Beyond the search for power and wealth and customers, how are they similar?
Microsoft is a software company that dabbles in hardware. Apple is a hardware company that uses software as a key point of differentiation. What both companies do best is to keep focus.
Apple focuses on hardware and software, and while both have grown in recent years, the company has few hardware failures, and software– with the company’s carefully cultivated ecosystem– continues to set Apple apart from Microsoft, Samsung, Google, and competitors. Yet, the Apple system is open to all comers; both Microsoft and Google have many apps that run on Apple hardware.
Here’s an example of Apple working diligently to keep focus and maintain a solid brand.
The Mac line is obvious and distinct.
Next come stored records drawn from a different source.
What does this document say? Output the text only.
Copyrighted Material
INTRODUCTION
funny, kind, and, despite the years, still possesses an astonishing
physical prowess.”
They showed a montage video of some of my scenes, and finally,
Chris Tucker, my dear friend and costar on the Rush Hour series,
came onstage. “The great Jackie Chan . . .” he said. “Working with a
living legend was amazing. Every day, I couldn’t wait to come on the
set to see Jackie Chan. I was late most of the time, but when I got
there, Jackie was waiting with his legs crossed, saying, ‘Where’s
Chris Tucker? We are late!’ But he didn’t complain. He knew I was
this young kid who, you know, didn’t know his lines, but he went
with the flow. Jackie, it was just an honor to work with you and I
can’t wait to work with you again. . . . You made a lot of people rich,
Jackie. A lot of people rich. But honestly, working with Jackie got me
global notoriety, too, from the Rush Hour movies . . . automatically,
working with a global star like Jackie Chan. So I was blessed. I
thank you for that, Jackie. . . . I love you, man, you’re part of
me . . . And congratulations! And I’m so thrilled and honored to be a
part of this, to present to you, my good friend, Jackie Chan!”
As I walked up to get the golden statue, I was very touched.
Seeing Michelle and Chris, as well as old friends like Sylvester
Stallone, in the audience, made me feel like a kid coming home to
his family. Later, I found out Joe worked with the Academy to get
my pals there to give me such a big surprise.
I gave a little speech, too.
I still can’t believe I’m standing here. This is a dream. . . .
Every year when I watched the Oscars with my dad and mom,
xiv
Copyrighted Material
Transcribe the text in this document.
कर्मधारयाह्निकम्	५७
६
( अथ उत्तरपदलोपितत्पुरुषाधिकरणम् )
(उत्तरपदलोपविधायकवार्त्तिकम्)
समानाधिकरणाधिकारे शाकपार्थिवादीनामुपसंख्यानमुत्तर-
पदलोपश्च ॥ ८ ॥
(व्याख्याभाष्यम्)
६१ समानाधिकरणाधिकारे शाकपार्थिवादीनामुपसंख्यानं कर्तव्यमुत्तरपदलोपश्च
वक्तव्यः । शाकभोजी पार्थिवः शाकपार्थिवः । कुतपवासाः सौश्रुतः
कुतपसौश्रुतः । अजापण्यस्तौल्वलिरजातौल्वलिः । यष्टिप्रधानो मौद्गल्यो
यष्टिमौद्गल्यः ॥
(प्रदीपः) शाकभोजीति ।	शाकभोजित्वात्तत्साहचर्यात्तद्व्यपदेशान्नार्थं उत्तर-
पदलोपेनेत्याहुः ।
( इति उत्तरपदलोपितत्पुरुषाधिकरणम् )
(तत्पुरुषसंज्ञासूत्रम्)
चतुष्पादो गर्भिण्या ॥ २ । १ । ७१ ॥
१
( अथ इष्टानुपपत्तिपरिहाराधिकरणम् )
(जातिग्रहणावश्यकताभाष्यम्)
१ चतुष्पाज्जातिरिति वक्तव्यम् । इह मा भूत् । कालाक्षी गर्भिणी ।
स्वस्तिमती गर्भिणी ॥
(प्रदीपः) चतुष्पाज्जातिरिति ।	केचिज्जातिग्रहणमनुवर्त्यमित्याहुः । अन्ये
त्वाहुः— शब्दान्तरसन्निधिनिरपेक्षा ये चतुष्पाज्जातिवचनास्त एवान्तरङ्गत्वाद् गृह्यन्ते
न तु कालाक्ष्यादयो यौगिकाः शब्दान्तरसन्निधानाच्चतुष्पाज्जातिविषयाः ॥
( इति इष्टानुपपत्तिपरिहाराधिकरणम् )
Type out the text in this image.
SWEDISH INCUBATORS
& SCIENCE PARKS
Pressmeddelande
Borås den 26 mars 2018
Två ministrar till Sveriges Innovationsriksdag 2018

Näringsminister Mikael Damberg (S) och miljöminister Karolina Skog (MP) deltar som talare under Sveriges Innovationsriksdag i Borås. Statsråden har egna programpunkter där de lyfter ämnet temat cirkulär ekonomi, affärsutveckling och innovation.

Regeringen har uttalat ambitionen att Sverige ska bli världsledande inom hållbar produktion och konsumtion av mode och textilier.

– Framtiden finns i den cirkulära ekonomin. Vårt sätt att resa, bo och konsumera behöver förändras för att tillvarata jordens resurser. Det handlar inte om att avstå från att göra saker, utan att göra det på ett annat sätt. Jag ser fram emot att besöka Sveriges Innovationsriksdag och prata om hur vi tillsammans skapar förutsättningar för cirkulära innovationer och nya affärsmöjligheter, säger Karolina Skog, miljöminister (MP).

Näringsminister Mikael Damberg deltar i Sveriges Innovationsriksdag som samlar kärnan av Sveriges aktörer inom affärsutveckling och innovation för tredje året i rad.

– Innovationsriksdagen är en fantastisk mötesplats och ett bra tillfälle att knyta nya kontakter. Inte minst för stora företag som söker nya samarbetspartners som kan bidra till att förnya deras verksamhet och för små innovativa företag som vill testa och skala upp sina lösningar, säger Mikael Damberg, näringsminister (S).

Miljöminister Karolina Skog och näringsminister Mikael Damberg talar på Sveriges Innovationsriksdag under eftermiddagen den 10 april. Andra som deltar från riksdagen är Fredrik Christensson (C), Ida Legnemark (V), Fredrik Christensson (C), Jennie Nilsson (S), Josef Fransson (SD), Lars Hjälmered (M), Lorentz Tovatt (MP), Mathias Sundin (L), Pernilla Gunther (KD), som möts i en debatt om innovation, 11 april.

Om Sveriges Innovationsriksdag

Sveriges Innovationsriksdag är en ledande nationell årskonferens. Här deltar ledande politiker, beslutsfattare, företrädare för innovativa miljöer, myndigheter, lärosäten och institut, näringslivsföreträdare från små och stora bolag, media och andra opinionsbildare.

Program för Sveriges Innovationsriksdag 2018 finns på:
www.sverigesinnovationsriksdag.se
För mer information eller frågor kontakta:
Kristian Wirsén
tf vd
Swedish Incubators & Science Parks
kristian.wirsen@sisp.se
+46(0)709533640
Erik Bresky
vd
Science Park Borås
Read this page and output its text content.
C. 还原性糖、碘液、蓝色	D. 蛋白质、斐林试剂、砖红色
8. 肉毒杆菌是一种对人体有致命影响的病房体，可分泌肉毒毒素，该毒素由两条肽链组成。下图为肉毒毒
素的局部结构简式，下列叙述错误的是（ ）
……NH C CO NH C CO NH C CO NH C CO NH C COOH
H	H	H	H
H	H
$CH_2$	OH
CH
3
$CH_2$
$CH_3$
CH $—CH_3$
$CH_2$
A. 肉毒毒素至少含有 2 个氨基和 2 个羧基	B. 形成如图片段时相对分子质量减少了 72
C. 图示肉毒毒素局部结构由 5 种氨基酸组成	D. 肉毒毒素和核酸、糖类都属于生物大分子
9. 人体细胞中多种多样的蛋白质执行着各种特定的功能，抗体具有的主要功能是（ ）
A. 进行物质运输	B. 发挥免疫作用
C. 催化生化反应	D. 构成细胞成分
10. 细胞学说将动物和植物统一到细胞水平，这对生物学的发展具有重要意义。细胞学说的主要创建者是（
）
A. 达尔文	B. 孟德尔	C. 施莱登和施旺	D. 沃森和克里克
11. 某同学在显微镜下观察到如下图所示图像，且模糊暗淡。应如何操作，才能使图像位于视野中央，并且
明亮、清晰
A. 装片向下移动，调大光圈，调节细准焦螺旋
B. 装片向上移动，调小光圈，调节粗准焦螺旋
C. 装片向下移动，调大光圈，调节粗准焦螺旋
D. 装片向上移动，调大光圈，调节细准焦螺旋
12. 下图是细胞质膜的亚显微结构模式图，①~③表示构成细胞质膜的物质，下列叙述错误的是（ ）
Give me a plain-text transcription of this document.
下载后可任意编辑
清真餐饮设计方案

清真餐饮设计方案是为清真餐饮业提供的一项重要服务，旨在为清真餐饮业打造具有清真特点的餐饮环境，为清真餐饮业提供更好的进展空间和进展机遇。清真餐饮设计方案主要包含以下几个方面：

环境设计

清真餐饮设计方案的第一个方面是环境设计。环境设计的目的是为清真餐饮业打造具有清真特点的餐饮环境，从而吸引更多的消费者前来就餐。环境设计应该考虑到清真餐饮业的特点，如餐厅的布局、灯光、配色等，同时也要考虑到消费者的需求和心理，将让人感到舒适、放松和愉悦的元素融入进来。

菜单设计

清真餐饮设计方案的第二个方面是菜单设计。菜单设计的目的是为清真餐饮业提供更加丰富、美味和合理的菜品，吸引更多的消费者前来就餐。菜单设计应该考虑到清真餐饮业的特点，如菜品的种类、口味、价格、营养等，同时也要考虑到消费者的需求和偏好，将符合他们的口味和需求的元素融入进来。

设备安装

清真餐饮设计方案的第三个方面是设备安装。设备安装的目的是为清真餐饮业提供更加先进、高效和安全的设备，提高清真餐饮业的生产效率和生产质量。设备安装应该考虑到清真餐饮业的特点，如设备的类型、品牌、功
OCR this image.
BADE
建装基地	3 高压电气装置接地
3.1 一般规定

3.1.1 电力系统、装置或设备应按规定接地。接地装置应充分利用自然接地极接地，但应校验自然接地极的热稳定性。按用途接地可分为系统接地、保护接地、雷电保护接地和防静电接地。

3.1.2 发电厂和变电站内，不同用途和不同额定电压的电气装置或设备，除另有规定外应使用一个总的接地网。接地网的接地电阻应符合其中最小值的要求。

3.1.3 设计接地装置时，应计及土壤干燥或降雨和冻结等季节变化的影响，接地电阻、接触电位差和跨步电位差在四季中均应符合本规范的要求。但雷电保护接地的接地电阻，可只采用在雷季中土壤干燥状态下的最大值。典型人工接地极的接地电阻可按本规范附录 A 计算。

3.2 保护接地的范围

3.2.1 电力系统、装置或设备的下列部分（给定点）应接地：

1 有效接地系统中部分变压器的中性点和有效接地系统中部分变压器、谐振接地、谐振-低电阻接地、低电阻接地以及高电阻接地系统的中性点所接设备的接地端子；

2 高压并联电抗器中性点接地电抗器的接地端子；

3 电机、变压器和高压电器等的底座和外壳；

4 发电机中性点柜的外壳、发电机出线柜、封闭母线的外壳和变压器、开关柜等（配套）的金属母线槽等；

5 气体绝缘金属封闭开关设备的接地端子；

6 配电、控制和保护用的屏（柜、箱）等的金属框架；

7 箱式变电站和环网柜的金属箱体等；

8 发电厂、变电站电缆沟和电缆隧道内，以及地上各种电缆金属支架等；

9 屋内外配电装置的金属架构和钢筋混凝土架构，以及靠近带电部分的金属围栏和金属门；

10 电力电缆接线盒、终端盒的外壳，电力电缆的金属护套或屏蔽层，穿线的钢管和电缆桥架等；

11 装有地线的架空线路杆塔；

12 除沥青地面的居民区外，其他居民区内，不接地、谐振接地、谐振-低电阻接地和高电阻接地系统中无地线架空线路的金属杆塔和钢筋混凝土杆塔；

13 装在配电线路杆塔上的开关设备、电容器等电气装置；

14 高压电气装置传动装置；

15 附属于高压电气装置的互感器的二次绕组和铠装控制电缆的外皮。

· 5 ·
MacBook Air, MacBook Pro, Mac mini, iMac, iMac Pro, and soon, Mac Pro. macOS, iOS, iPadOS, watchOS, and tvOS grace the hardware products.
Microsoft has many different revenue streams, including cloud services, Windows, Office, hardware and more. The cash cows are Windows and Office, the latter now a subscription service. How is that working out?
Microsoft may have 170-million Office 365 subscribers, which could bring in over $12-billion in annual revenue. The Windows maker also have over a billion Office users– more revenue.
How are all those different products and revenue sources evidence of focus?
A company can only grow so far and so fast with a small product line, and publicly traded companies are required by shareholders to accomplish much– grow revenue, grow profit, grow stock value. Guess which one is most important?
That means that companies like Apple and Microsoft must diversify. Both have done well, though Apple’s hardware line is well diversified and highly profitable. Microsoft’s cloud services business is highly profitable while Apple’s iCloud is more of an addendum service for customers.
Is competitor Google well focused?
Most of the search engine giant’s revenue comes from advertising. Attempts to diversify to other products– hardware, particularly, including the Pixel smartphone and Nest home products, have failed– spectacularly relative to Apple’s hardware growth and profits.
Lack of focus. See the problem?
Apple has customers. Microsoft has customers. Google has users and struggles to deal with customers. Where Google succeeds is focus on advertising.